Who should not use intermittent fasting blindly

Intermittent fasting is not a neutral recommendation for everyone. People who are pregnant, breastfeeding, under 18, underweight, using insulin or other diabetes medication, taking SGLT2 inhibitors, or living with an eating-disorder history should not use a generic fasting calculator as if it were personal medical advice. In those situations the safer route is clinician-led guidance.

That is why the page surfaces caution messages early instead of burying them underneath the result. It also keeps lifestyle fasting separate from therapeutic ketogenic diet therapy and from diabetic ketoacidosis risk. That separation is essential for a responsible educational tool.

Further reading

Frequently asked questions

What is the best intermittent fasting schedule for a beginner?

For many beginners, 12:12 or 14:10 is a more practical starting point than jumping straight to a tighter window. Those milder schedules still create structure, reduce late eating, and are usually easier to combine with protein, training, and hydration targets.

Does intermittent fasting work even if I do not use 16:8?

Yes. A 16:8 plan is popular, but it is not the only workable pattern. A shorter overnight fast such as 12:12 or 14:10 may be easier to sustain and still help with routine, appetite control, or calorie consistency.
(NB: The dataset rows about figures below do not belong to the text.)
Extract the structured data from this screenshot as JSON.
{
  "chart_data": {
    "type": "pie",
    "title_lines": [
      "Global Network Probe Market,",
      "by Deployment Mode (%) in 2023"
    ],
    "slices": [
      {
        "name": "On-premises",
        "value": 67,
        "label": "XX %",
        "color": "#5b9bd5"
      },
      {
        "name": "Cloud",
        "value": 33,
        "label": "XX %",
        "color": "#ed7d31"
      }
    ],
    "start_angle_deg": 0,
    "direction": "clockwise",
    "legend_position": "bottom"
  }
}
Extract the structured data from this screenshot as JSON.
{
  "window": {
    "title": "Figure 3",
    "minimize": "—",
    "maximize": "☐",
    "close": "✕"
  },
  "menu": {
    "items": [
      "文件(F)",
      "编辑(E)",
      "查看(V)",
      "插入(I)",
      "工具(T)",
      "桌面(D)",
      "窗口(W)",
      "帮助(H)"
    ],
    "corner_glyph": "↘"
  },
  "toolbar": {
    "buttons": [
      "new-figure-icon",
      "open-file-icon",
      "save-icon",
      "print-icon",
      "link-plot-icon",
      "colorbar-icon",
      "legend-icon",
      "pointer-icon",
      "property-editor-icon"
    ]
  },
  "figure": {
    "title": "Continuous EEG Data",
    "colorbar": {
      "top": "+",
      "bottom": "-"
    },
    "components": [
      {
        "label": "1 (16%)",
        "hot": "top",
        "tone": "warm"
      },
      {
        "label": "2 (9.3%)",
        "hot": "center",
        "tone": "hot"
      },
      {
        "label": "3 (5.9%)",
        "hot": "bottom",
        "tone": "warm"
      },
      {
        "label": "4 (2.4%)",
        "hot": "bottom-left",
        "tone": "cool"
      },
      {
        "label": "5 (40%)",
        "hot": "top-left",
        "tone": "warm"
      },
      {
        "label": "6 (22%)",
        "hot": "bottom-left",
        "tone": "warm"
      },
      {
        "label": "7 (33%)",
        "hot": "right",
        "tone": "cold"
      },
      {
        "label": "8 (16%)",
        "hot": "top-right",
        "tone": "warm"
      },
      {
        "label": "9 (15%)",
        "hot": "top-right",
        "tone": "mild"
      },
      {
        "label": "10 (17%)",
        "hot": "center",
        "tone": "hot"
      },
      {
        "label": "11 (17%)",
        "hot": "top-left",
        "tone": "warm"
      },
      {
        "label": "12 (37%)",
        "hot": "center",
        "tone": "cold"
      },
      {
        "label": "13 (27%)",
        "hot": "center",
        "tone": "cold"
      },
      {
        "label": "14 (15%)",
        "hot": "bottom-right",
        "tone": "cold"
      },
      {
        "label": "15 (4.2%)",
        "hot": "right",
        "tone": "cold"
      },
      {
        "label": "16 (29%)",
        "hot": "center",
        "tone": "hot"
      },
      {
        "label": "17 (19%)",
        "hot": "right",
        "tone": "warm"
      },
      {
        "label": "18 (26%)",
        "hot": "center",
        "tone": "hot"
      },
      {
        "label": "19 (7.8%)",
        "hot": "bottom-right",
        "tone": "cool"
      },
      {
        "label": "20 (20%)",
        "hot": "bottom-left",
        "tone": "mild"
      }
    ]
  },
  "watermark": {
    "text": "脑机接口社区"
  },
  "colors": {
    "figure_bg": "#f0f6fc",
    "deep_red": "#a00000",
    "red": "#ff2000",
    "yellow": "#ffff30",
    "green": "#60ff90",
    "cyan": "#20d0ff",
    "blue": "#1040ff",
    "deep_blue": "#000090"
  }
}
Why does this calculator show protein per meal?

Shorter eating windows can make it easier to under-eat protein without noticing. Showing a practical protein floor per meal helps users keep meal timing from crowding out basic nutrition quality.

Who should not use this calculator blindly?

Anyone who is pregnant, breastfeeding, under 18, underweight, taking insulin or diabetes medication, using SGLT2 inhibitors, or living with an eating-disorder history should treat this as educational only and seek clinician-led advice before using restrictive fasting schedules.